第Ⅰ部「実存」ではラボルド精神病院で直面した当時の精神医学や精神分析が抱えた問題、政治運動を経験する中で浮かび上がった社会組織や政治組織などあらゆる集団に顕在化した問題、そしてこれらの問題の基底に存在する発話行為をめぐる権力的な非対称性を前にした時に生起する「いかに生きるべきか、いかに生きるべきなのか」という問いにどう向き合っていくのかという「実存」の問題をめぐるガタリの思索が辿り直されます。
第Ⅱ部「非-シニフィアン」では従来の言語学や記号学が等閑視していたこの「非-シニフィアン」という領域の「発見」と、この領域を照らし出すための「言葉」を探りあて、理論化を進めるべくガタリが手探りで歩んだ二つのルート、すなわちチャールズ・サンダース・パースの記号論の内在的検討とイェルムスレウ言語学の批判的検討という二つのルートが読み解かれます。
第Ⅲ部「マシーン=機械」ではこれまでに検討した「マシーン=機械」概念が晩年の著作『カオスモーズ』においてより精緻化されていることが論じられるとともに「統合的資本主義」というガタリの現代社会認識がデジタル・テクノロジーの進展に関する鋭い洞察を基盤として展開されており、現時点においても先駆的な議論であったことを踏まえ、このようなガタリの思考の現在のメディア研究、ネットワーク社会研究への寄与が論じられます。

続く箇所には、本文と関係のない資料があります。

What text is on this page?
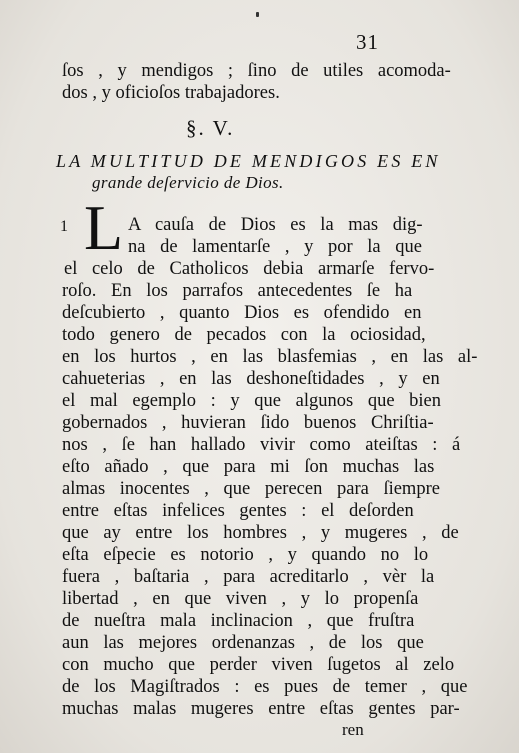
31
ſos , y mendigos ; ſino de utiles acomoda-
dos , y oficioſos trabajadores.
§. V.
LA MULTITUD DE MENDIGOS ES EN
grande deſervicio de Dios.
1 L A cauſa de Dios es la mas dig-
na de lamentarſe , y por la que
el celo de Catholicos debia armarſe fervo-
roſo. En los parrafos antecedentes ſe ha
deſcubierto , quanto Dios es ofendido en
todo genero de pecados con la ociosidad,
en los hurtos , en las blasfemias , en las al-
cahueterias , en las deshoneſtidades , y en
el mal egemplo : y que algunos que bien
gobernados , huvieran ſido buenos Chriſtia-
nos , ſe han hallado vivir como ateiſtas : á
eſto añado , que para mi ſon muchas las
almas inocentes , que perecen para ſiempre
entre eſtas infelices gentes : el deſorden
que ay entre los hombres , y mugeres , de
eſta eſpecie es notorio , y quando no lo
fuera , baſtaria , para acreditarlo , vèr la
libertad , en que viven , y lo propenſa
de nueſtra mala inclinacion , que fruſtra
aun las mejores ordenanzas , de los que
con mucho que perder viven ſugetos al zelo
de los Magiſtrados : es pues de temer , que
muchas malas mugeres entre eſtas gentes par-
ren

従来『アンチ・オイディプス』や『千のプラトー』といったドゥルーズ&ガタリの著作は(少なくとも一般向けの解説においては)もっぱら哲学的な切り口から、いうなれば「ドゥルーズの側から」読み解かれることが多かったように思います。けれども彼らの著作の前提にはガタリがラボルドで繰り広げてきた制度論的精神療法の実践があることは確かです。そうであれば彼らの著作は「ドゥルーズの側から」のみならず、こうした精神医療の現場において試行錯誤を積み重ねてきた「ガタリの側から」読み解くことにより、初めて哲学と現実を切り結んでいく実り豊かな領野が立ち現れてくるのではないでしょうか。